Respuesta municipal y medidas adoptadas
El municipio, a través del teniente alcalde de la Municipalidad, José María de la Puente, intervino indicando que, de acuerdo con la Ley Orgánica de Municipalidades, en casos de epidemias es preciso adoptar medidas de higiene pública y todos los medios que conduzcan a salvar a la población de un grave conflicto. Por ello resolvieron:
- Establecer en cada distrito una sala de auxilio dotada de un médico, de asistentes y de medicamentos apropiados para prestar atención a los atacados por la epidemia y con lo necesario para ser trasladados a los lazaretos.
- Consultar a la Facultad de Medicina sobre los medicamentos que deben usarse y el método más conveniente para el traslado de enfermos a los lazaretos.
- Por la escasez de fondos de la Municipalidad, suplicar a las sociedades piadosas, a la Beneficencia, al comercio y a los periódicos de la capital que promuevan una suscripción para atender los gastos.

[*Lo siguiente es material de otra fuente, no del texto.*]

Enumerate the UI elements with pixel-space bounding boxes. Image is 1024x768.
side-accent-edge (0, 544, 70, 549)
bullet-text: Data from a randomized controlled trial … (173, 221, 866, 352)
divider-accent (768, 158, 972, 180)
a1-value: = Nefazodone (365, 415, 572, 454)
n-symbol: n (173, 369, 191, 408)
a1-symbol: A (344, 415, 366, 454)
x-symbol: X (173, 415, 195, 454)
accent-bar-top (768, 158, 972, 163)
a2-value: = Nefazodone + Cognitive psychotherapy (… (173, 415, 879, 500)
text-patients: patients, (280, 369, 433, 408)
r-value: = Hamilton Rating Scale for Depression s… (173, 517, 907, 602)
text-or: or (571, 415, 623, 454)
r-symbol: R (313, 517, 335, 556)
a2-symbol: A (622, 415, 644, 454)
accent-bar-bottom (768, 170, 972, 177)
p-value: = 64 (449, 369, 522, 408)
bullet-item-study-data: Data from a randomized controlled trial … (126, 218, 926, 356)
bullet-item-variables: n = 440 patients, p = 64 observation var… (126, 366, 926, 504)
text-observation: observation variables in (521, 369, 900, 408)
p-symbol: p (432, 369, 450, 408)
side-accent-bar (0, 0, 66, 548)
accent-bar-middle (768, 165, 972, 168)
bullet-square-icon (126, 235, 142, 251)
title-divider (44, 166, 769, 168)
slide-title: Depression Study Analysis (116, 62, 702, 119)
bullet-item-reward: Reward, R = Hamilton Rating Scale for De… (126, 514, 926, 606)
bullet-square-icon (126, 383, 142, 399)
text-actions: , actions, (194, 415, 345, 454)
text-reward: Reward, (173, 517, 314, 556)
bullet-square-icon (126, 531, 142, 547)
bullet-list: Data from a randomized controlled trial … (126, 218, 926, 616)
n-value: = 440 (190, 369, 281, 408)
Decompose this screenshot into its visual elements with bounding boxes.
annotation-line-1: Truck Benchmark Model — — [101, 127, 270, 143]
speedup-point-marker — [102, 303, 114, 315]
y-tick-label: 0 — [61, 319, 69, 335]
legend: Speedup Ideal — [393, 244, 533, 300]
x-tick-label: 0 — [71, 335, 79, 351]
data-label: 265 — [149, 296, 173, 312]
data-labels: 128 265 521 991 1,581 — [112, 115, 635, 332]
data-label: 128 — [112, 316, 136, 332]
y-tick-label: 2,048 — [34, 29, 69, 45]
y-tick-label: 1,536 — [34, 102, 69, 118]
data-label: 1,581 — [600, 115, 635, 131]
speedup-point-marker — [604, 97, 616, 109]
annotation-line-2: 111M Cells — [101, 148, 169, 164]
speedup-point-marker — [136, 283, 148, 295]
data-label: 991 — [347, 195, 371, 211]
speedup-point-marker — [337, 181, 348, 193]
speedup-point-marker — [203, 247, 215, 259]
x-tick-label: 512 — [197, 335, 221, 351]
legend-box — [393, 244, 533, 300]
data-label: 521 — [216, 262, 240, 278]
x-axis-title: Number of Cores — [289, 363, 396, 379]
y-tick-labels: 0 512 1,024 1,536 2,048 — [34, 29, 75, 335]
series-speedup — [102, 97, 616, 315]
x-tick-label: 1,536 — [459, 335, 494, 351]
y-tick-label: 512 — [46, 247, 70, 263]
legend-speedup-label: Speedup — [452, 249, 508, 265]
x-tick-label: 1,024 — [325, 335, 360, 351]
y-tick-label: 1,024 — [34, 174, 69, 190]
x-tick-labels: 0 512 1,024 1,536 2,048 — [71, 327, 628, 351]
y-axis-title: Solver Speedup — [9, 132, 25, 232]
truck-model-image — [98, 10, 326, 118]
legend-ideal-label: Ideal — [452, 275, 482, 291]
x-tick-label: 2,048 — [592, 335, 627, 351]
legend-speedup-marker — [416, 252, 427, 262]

Comparación con las medidas en Buenos Aires y reflexiones
De similar manera, durante el desarrollo de la epidemia de FA en Buenos Aires, las medidas propuestas por el Consejo de Higiene fueron establecer lazaretos, alojar a los pobres epidemiados, recoger basuras, limpiar y regar las calles e inspeccionar los mercados. Estas medidas, en ambos casos, frente a la epidemia, son similares e indican las ideas sobre la higiene en ese momento, por lo que la enfermedad siguió su curso natural. Las respuestas del Estado fueron coyunturales, escasas y tardías; la epidemia siguió su curso natural por lo cual se prolongó alrededor de cuatro meses hasta desaparecer. Similares condiciones de presentación y respuesta se dieron en esta pandemia; al parecer, no hemos aprendido nada desde entonces.
Conclusión
La epidemia de fiebre amarilla de 1868 en Lima y el Callao expuso la fragilidad de las condiciones urbanas y del sistema sanitario del Perú del siglo XIX. Tanto las condiciones de hacinamiento como las prácticas de comercio y la falta de una infraestructura sanitaria organizada favorecieron la rápida diseminación de la enfermedad. Las medidas adoptadas fueron insuficientes para detener la epidemia de inmediato, lo cual resalta la necesidad histórica de políticas públicas sanitarias sólidas y sostenibles.